The Cards Worth Selling And The Ones That Become Regrets
There is no reason to turn every Jordan card into a sacred object. Selling common cards, duplicates or pieces that no longer fit the collection can finance something better. Moving twenty replaceable cards into one difficult insert or one strong autograph may be the most sensible decision a Jordan collector can make. The problem begins when the rare card is sold only because its current price looks tempting.
A collector may receive a good offer for a beautifully centred rookie, a scarce insert or a premium BGS copy and assume the market will provide another opportunity. It often does, but not necessarily the same opportunity. The next card may be technically identical and still feel inferior. By then the money from the original sale may have gone elsewhere, while the replacement carries a larger price and none of the history the original copy had in the collection.
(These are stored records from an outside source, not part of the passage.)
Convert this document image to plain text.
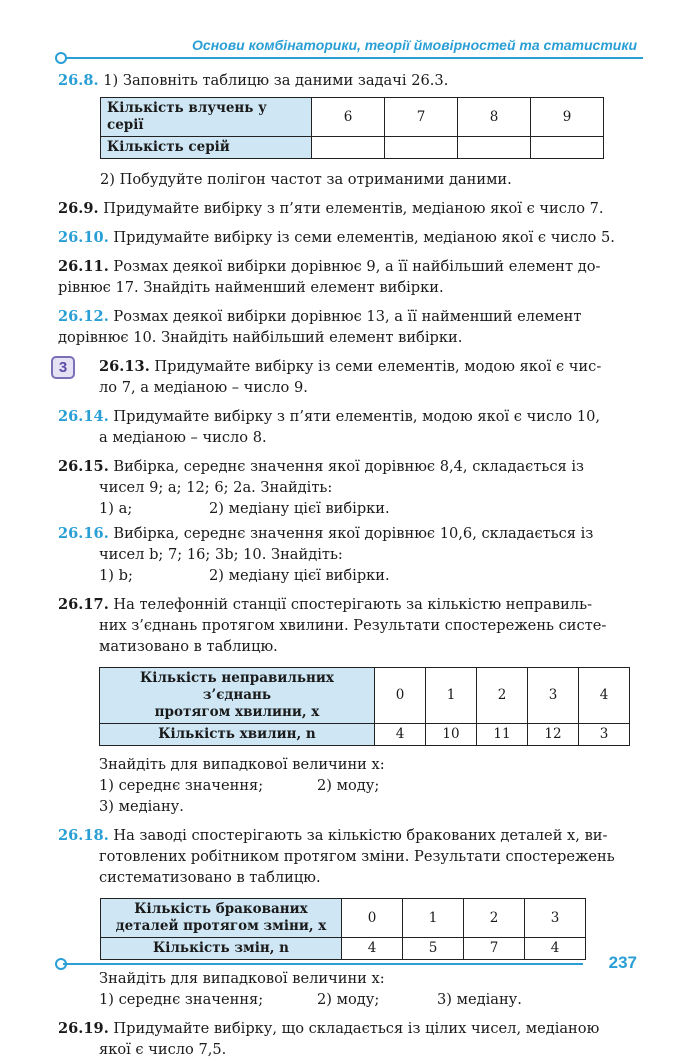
Основи комбінаторики, теорії ймовірностей та статистики

26.8. 1) Заповніть таблицю за даними задачі 26.3.

Кількість влучень у серії	6	7	8	9
Кількість серій				

2) Побудуйте полігон частот за отриманими даними.

26.9. Придумайте вибірку з п’яти елементів, медіаною якої є число 7.

26.10. Придумайте вибірку із семи елементів, медіаною якої є число 5.

26.11. Розмах деякої вибірки дорівнює 9, а її найбільший елемент до-

рівнює 17. Знайдіть найменший елемент вибірки.

26.12. Розмах деякої вибірки дорівнює 13, а її найменший елемент

дорівнює 10. Знайдіть найбільший елемент вибірки.

3	26.13. Придумайте вибірку із семи елементів, модою якої є чис-

ло 7, а медіаною – число 9.

26.14. Придумайте вибірку з п’яти елементів, модою якої є число 10,

а медіаною – число 8.

26.15. Вибірка, середнє значення якої дорівнює 8,4, складається із

чисел 9; a; 12; 6; 2a. Знайдіть:

1) a;	2) медіану цієї вибірки.

26.16. Вибірка, середнє значення якої дорівнює 10,6, складається із

чисел b; 7; 16; 3b; 10. Знайдіть:

1) b;	2) медіану цієї вибірки.

26.17. На телефонній станції спостерігають за кількістю неправиль-

них з’єднань протягом хвилини. Результати спостережень систе-

матизовано в таблицю.

Кількість неправильних з’єднань
протягом хвилини, x	0	1	2	3	4
Кількість хвилин, n	4	10	11	12	3

Знайдіть для випадкової величини x:

1) середнє значення;	2) моду;

3) медіану.

26.18. На заводі спостерігають за кількістю бракованих деталей x, ви-

готовлених робітником протягом зміни. Результати спостережень

систематизовано в таблицю.

Кількість бракованих
деталей протягом зміни, x	0	1	2	3
Кількість змін, n	4	5	7	4

Знайдіть для випадкової величини x:

1) середнє значення;	2) моду;	3) медіану.

26.19. Придумайте вибірку, що складається із цілих чисел, медіаною

якої є число 7,5.

237
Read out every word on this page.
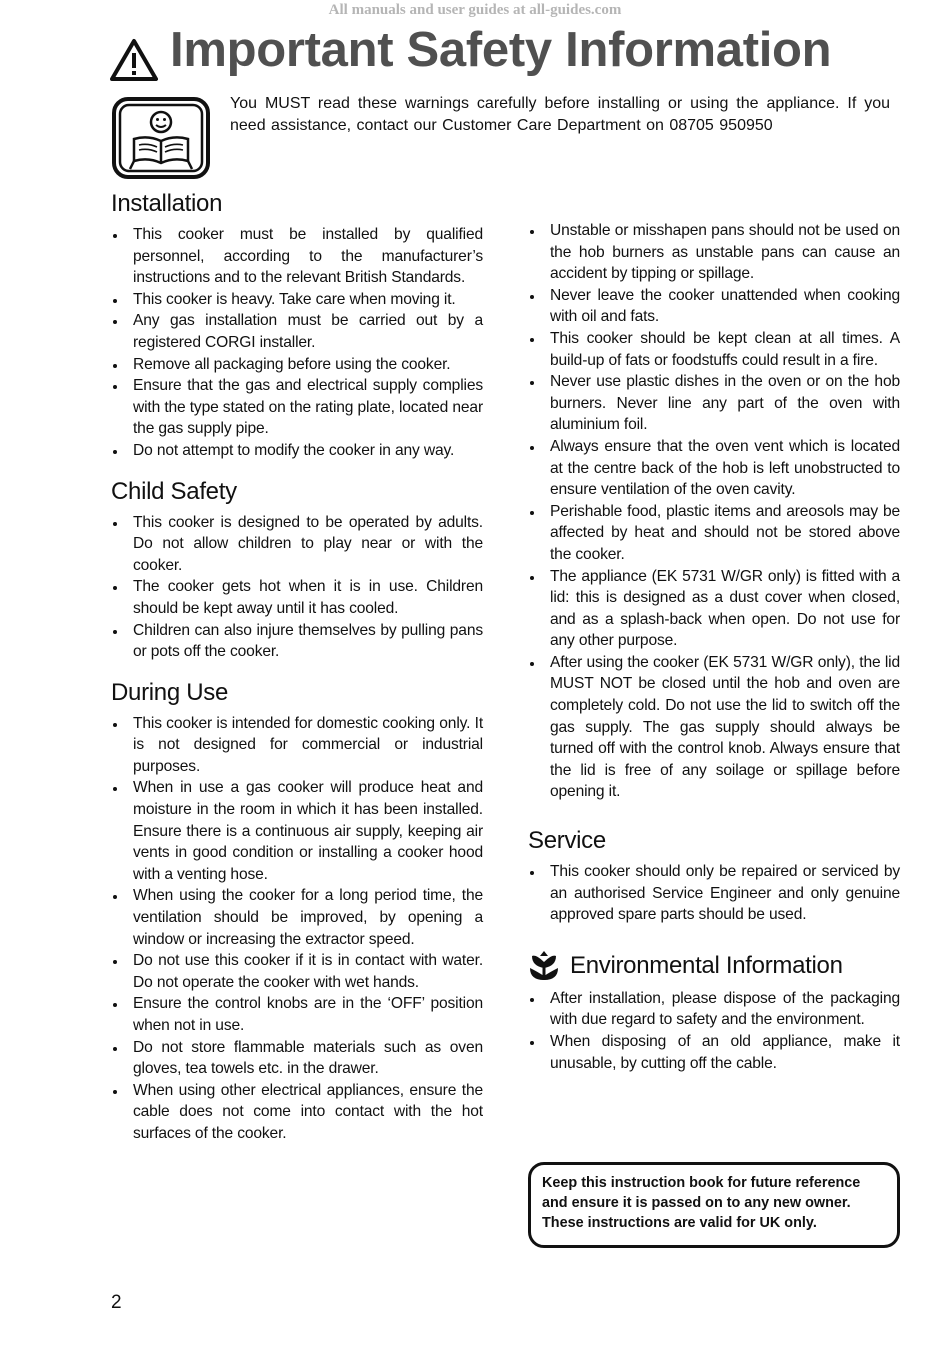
All manuals and user guides at all-guides.com
Important Safety Information

You MUST read these warnings carefully before installing or using the appliance. If you need assistance, contact our Customer Care Department on 08705 950950

Installation
This cooker must be installed by qualified personnel, according to the manufacturer’s instructions and to the relevant British Standards.
This cooker is heavy. Take care when moving it.
Any gas installation must be carried out by a registered CORGI installer.
Remove all packaging before using the cooker.
Ensure that the gas and electrical supply complies with the type stated on the rating plate, located near the gas supply pipe.
Do not attempt to modify the cooker in any way.
Child Safety
This cooker is designed to be operated by adults. Do not allow children to play near or with the cooker.
The cooker gets hot when it is in use. Children should be kept away until it has cooled.
Children can also injure themselves by pulling pans or pots off the cooker.
During Use
This cooker is intended for domestic cooking only. It is not designed for commercial or industrial purposes.
When in use a gas cooker will produce heat and moisture in the room in which it has been installed. Ensure there is a continuous air supply, keeping air vents in good condition or installing a cooker hood with a venting hose.
When using the cooker for a long period time, the ventilation should be improved, by opening a window or increasing the extractor speed.
Do not use this cooker if it is in contact with water. Do not operate the cooker with wet hands.
Ensure the control knobs are in the ‘OFF’ position when not in use.
Do not store flammable materials such as oven gloves, tea towels etc. in the drawer.
When using other electrical appliances, ensure the cable does not come into contact with the hot surfaces of the cooker.
Unstable or misshapen pans should not be used on the hob burners as unstable pans can cause an accident by tipping or spillage.
Never leave the cooker unattended when cooking with oil and fats.
This cooker should be kept clean at all times. A build-up of fats or foodstuffs could result in a fire.
Never use plastic dishes in the oven or on the hob burners. Never line any part of the oven with aluminium foil.
Always ensure that the oven vent which is located at the centre back of the hob is left unobstructed to ensure ventilation of the oven cavity.
Perishable food, plastic items and areosols may be affected by heat and should not be stored above the cooker.
The appliance (EK 5731 W/GR only) is fitted with a lid: this is designed as a dust cover when closed, and as a splash-back when open. Do not use for any other purpose.
After using the cooker (EK 5731 W/GR only), the lid MUST NOT be closed until the hob and oven are completely cold. Do not use the lid to switch off the gas supply. The gas supply should always be turned off with the control knob. Always ensure that the lid is free of any soilage or spillage before opening it.
Service
This cooker should only be repaired or serviced by an authorised Service Engineer and only genuine approved spare parts should be used.
Environmental Information
After installation, please dispose of the packaging with due regard to safety and the environment.
When disposing of an old appliance, make it unusable, by cutting off the cable.

Keep this instruction book for future reference

and ensure it is passed on to any new owner.

These instructions are valid for UK only.

2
Jordan cards are not immune to corrections, and not every purchase will outperform other assets. The market has overpaid for some of them, particularly during periods when almost anything inside a high-grade holder attracted speculation. But the question behind a sale is not limited to whether the price could fall next year. It is whether that particular card is replaceable at all. Upper Deck can create 23 new signed rookie packs and make the entire hobby look again, but it cannot recreate the exact Jordan card someone owned for twenty years and decided, perhaps too casually, to let go.